Methods to operate a game

  1. playGame: play game is the primary method of the gameplay object. It loops around hands until a game is finished. The optional input rounds determines how many hands to play within a game (the default is the highest dominoe+1). This method resets and keeps track of scores throughout the game.
  2. playHand: play hand is used to operate a single hand. It initializes the hand, requests turns until the hand is no longer active, then informs the agents to perform final score updates (only relevant for TD-lambda agents).
  3. doTurn: this method is the belly of the gameplay, it manages every process that needs to happen throughout each turn of a hand. In order:
    • It stores a copy of the current player (i.e. the index of the agent who's turn it is). This is necessary because the "next player" attribute will be updated but the current player needs to be stored.
    • Presents game state to each agent, indicating who's turn it is and that this is a "pre-state" game state update. Agents decide whether to process the game state based on whether it's their turn and if it's a pre/post game state update.
    • Tells agents to perform prestate value estimates. Agents decide whether to do so based on whether it is their turn. This is where TD-lambda agents estimate the current value and populate their eligibility traces for the TD-lambda update rule.
    • Requests a play from whatever agent is up next. For TD-lambda agents, it creates a "gameEngine" that is passed to each agent, allowing them to simulate the next game state for each possible move. Basic agents ignore the gameEngine input.
    • Updates the game state based on what the agent's next play was.
    • Documents the gameplay so the user can assess what happened after the hand is completed (these variables are reset whenever a new hand starts).
    • Inform agents if their hand was played on (important for agents that process line sequences because it tells them they need to update their list of possible sequences).
    • Tells agents to perform poststate value updates. Agents decide whether to do so based on whether it is their turn and if they are set to "learning" mode (only TD-lambda agents do this).
  4. initializeHand: prepares all variables required for initializing a hand, including resetting of the meta parameters (e.g. handActive), shuffles agents if requested, and informs agents that a new hand has started.
  5. updateGameState: update game state takes in the next play by whichever agents turn it was, along with a representation of the current game state, and updates the game state according to the rules of dominoes.
  6. documentGameplay: given the most recent play, document gameplay stores the move in a set of vectors used for keeping track of what happened throughout a game.
  7. printResults: print the results of a game, including the score on each hand, the final score at the end, and details about the winner's performance.

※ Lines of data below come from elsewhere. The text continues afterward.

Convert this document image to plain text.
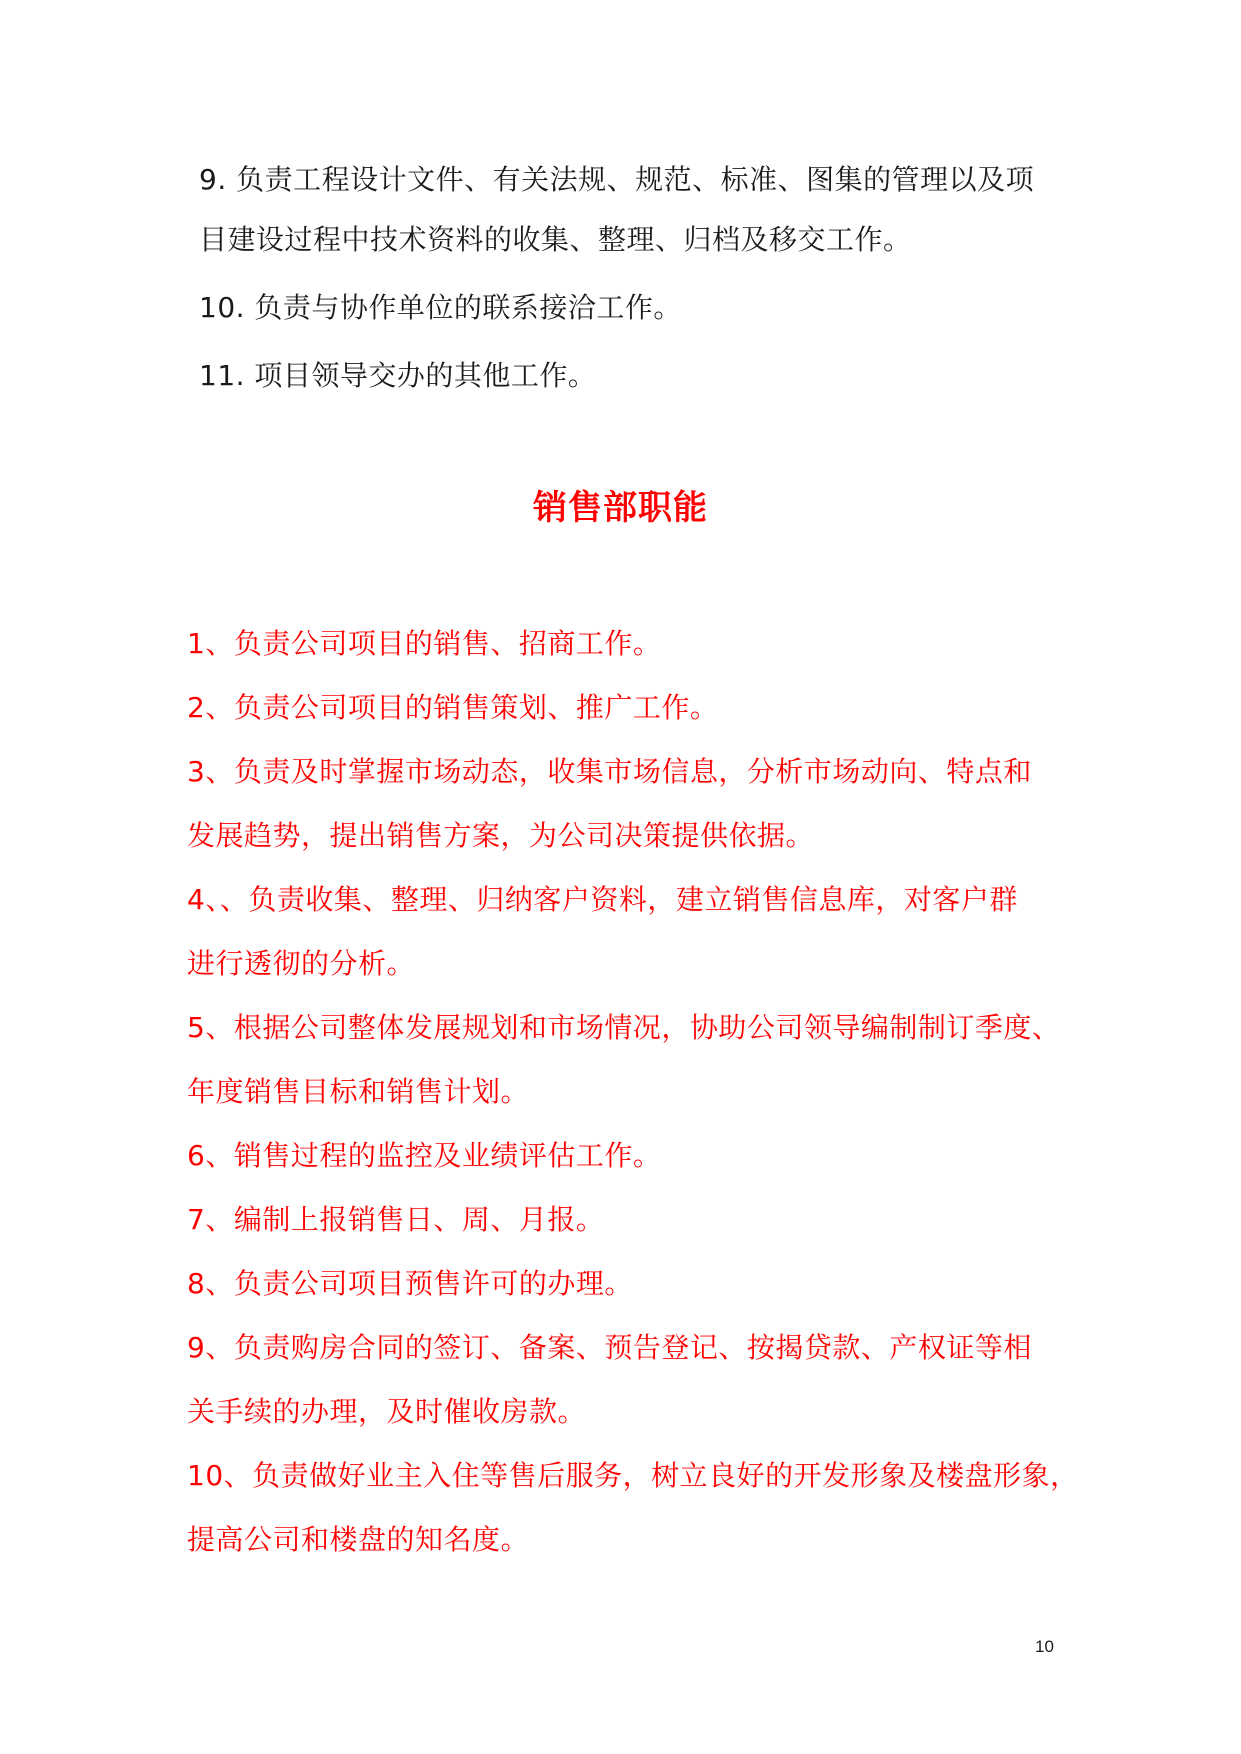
9. 负责工程设计文件、有关法规、规范、标准、图集的管理以及项
目建设过程中技术资料的收集、整理、归档及移交工作。
10. 负责与协作单位的联系接洽工作。
11. 项目领导交办的其他工作。
销售部职能
1、负责公司项目的销售、招商工作。
2、负责公司项目的销售策划、推广工作。
3、负责及时掌握市场动态，收集市场信息，分析市场动向、特点和
发展趋势，提出销售方案，为公司决策提供依据。
4、、负责收集、整理、归纳客户资料，建立销售信息库，对客户群
进行透彻的分析。
5、根据公司整体发展规划和市场情况，协助公司领导编制制订季度、
年度销售目标和销售计划。
6、销售过程的监控及业绩评估工作。
7、编制上报销售日、周、月报。
8、负责公司项目预售许可的办理。
9、负责购房合同的签订、备案、预告登记、按揭贷款、产权证等相
关手续的办理，及时催收房款。
10、负责做好业主入住等售后服务，树立良好的开发形象及楼盘形象，
提高公司和楼盘的知名度。
10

Methods used to communicate with agents

  1. assignDominoes: uses the agents serve method to assign a list of dominoes the agent gets at the start of the hand.
  2. agentInitHand: uses the agents initHand method to tell them to do any necessary methods to start a new hand.
  3. presentGameState: uses the agents gameState method to inform the agent of the current game state. Additionally, it tells the agent who the current player is and whether this is a pre-state game state or a post-state game state so the agents can decide whether they need to process the game state at this time.
  4. performPrestateValueEstimate: uses the agents estimatePrestateValue method to tell agents to perform pre-state value updates.
  5. performPoststateValueEstimate: uses the agents updatePoststateValue method to tell agents to perform post-state value updates.
  6. performFinalScoreUpdates: calls updatePoststateValue again, but forces an update by setting currentPlayer=agent.agentIndex, which makes them do the update (TD-lambda agents should perform a final score update regardless of whether they played the final move!).